Used prices on cars with less than 1000 miles - and what it means
I'm currently looking at the alternatives to buying a Panamera new, but it seems like a topic with much wider implications. Some of which are surprising to me.
In particular, I've been looking at very low mileage cars, which are essentially new cars. I've seen a few advertised for sale by dealers than have 200-300 miles on them. Clearly, someone bought or leased the car, drove it for a month or so, and then sold it back, broke the lease, or defaulted on the loan. Something.
What gets me is that I'm looking very hard at one car in South Carolina that's been for sale by a dealer for a couple of months. It's been reduced from $109k to $102k to $100k. It has 264 miles on it, and while they don't list every option, they make a point of saying MSRP was $117k new. Now, whether those prices still seem astronomical to you or not, consider what it means.
If MSRP was $117k, I'm guessing the original buyer paid maybe $110k if they bargained hard, right? Yet they're offering it for $100k now, and presumably expect to make a profit at that price. Surely there's some room for negotiation in that price, dealers don't put used cars up for "take it or leave it" prices.

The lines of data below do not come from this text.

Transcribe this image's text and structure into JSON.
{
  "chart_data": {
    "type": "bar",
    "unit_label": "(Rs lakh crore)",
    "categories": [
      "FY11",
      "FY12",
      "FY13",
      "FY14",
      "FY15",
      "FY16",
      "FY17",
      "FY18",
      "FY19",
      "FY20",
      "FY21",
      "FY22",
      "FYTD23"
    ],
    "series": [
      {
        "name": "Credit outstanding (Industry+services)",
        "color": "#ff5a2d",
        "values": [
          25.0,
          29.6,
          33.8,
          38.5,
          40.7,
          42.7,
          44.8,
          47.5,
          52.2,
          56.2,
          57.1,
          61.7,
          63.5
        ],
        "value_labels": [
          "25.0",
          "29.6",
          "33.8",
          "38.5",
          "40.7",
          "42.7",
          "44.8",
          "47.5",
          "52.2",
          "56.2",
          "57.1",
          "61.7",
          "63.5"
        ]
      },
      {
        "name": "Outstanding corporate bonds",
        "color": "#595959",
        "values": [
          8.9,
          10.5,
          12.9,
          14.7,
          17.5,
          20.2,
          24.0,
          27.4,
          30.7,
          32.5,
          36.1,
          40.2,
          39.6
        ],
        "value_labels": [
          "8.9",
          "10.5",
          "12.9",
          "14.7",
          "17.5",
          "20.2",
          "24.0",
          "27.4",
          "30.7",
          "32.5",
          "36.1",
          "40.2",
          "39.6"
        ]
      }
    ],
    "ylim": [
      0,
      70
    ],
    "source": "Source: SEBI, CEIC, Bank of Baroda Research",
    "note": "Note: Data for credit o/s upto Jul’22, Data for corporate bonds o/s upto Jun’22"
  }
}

Doesn't that mean that they paid $90k or so to take the car back? I'm guessing, part of the reason I'm bringing this up is I'd like to know exactly how much negotiating room there is, I'm not really sure where to start. It sounds like the original owner paid $20k to drive the car 200 miles. OK, $15k considering the tax credits on an E-Hybrid, but still a lot of money. If it was a lease, it's the same situation - the lease termination fee had to be in the same ballpark.